When working with the AssemblyAI API, it's important to understand the different statuses that a transcription can have. They will let you know whether the job is processing, queued, completed, or has encountered an error.

processingThe audio file is being processed by the API.
queuedThe audio file is in the queue to be processed by the API.
completedThe transcription job has been completed successfully.
errorAn error occurred while processing the audio file.

Handling errors

Transcription jobs can fail for various reasons, such as an unsupported audio file format, a file with no audio data, or an unreachable URL. Whenever a transcription job fails, the status of the transcription will be error and there will be an error key in the response from the API when fetching the transcription.

If a transcription job fails due to an error on the API side (a server error), it's recommended to resubmit the file for transcription. When you resubmit the file, usually a different server in the API cluster will be able to process your audio file successfully.

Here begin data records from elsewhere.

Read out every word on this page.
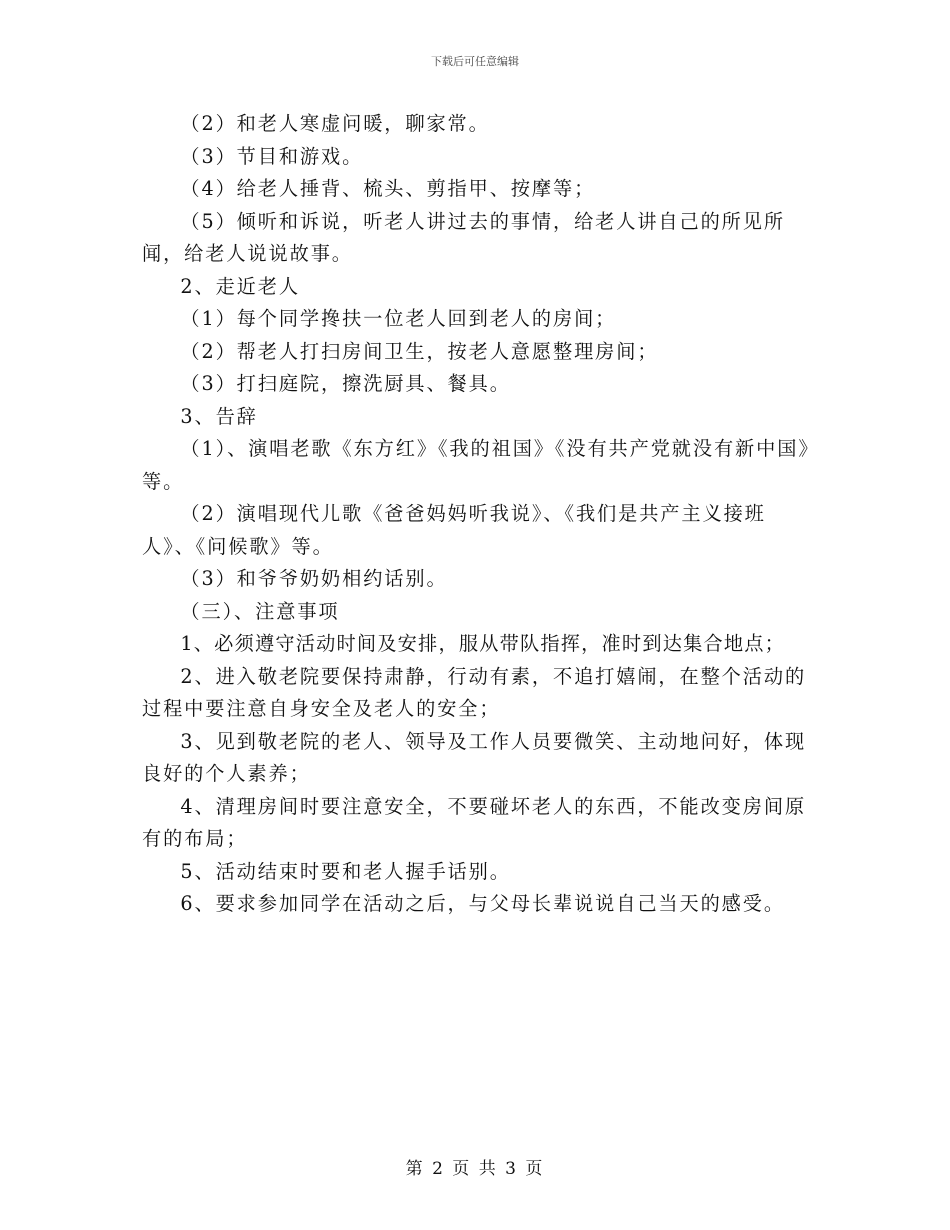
下载后可任意编辑

（2）和老人寒虚问暖，聊家常。

（3）节目和游戏。

（4）给老人捶背、梳头、剪指甲、按摩等；

（5）倾听和诉说，听老人讲过去的事情，给老人讲自己的所见所闻，给老人说说故事。

2、走近老人

（1）每个同学搀扶一位老人回到老人的房间；

（2）帮老人打扫房间卫生，按老人意愿整理房间；

（3）打扫庭院，擦洗厨具、餐具。

3、告辞

（1）、演唱老歌《东方红》《我的祖国》《没有共产党就没有新中国》等。

（2）演唱现代儿歌《爸爸妈妈听我说》、《我们是共产主义接班人》、《问候歌》等。

（3）和爷爷奶奶相约话别。

（三）、注意事项

1、必须遵守活动时间及安排，服从带队指挥，准时到达集合地点；

2、进入敬老院要保持肃静，行动有素，不追打嬉闹，在整个活动的过程中要注意自身安全及老人的安全；

3、见到敬老院的老人、领导及工作人员要微笑、主动地问好，体现良好的个人素养；

4、清理房间时要注意安全，不要碰坏老人的东西，不能改变房间原有的布局；

5、活动结束时要和老人握手话别。

6、要求参加同学在活动之后，与父母长辈说说自己当天的感受。

第 2 页 共 3 页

Understanding the response

When using the AssemblyAI API, the response you receive is a transcript object containing information about the transcription process and its result. This object has various attributes, each with its own purpose and value. Depending on the specific AI Model used in the transcription process, some may be set or not. For example, if you enable dual channel transcription, the utterances attribute will contain turn-by-turn results for each speaker. On the other hand, if you enable automatic punctuation, the punctuate attribute will be set to true and the resulting text attribute will include punctuation.

Of all the attributes, text is at the core of AssemblyAI. It contains the transcription of the audio file you submitted, and can be accessed directly from the response.

response['text']

# What's your computer set up? What's like the perfect are you somebody
# that's flexible to no matter what laptop, four screens? Or do you
# prefer a certain setup that you're most productive? I guess the one
# that I'm familiar with is one large screen, 27 inch and my laptop on
# the side.

We can also get information about each individual word in the transcript using the words attribute. Note that the speaker information will only be included if using the Speaker Diarization model.

result['words']

# [
# {
# 'text': 'Ted',
# 'start': 8650,
# 'end': 8826,
# 'confidence': 1.0,
# 'speaker': 'A'
# },
# {
# 'text': 'talks',
# 'start': 8858,
# 'end': 9178,
# 'confidence': 0.98086,
# 'speaker': 'A'
# },
# …
#]

The AssemblyAI API allows you to search through a completed transcript for a specific set of keywords, which is useful for quickly finding relevant information. You can search for individual words, numbers, or phrases.

The request will return a response with the following keys.

idThe ID of the transcript
total_countThe total number of all matched instances. For example, if "word 1" matched 2 times, and "word 2" matched 3 times, the value will equal 5.
matchesContains an array of all matched words and associated data.
matches.textThe word itself.
matches.countThe total amount of times the word is in the transcript.
matches.timestampsAn array of timestamps structured as [start_time, end_time].
matches.indexesAn array of all index locations for that word within the words array of the completed transcript.

Troubleshooting

How can I make certain words more likely to be transcribed?

You can include words, phrases, or both in the word_boost parameter. Any term included will have its likelihood of being transcribed boosted.

Can I customize how words are spelled by the model?

Yes. The Custom Spelling feature gives you the ability to specify how words are spelled or formatted in the transcript text. For example, Custom Spelling could be used to change the spelling of all instances of the word "Ariana" to "Arianna". It could also be used to change the formatting of "CS 50" to "CS50".

Why am I receiving a "400 Bad Request" error when making an API request?

A "400 Bad Request" error typically indicates that there is a problem with the formatting or content of the API request. Double-check the syntax of your request and ensure that all required parameters are included as described in the API Reference. If the issue persists, contact our support team for assistance.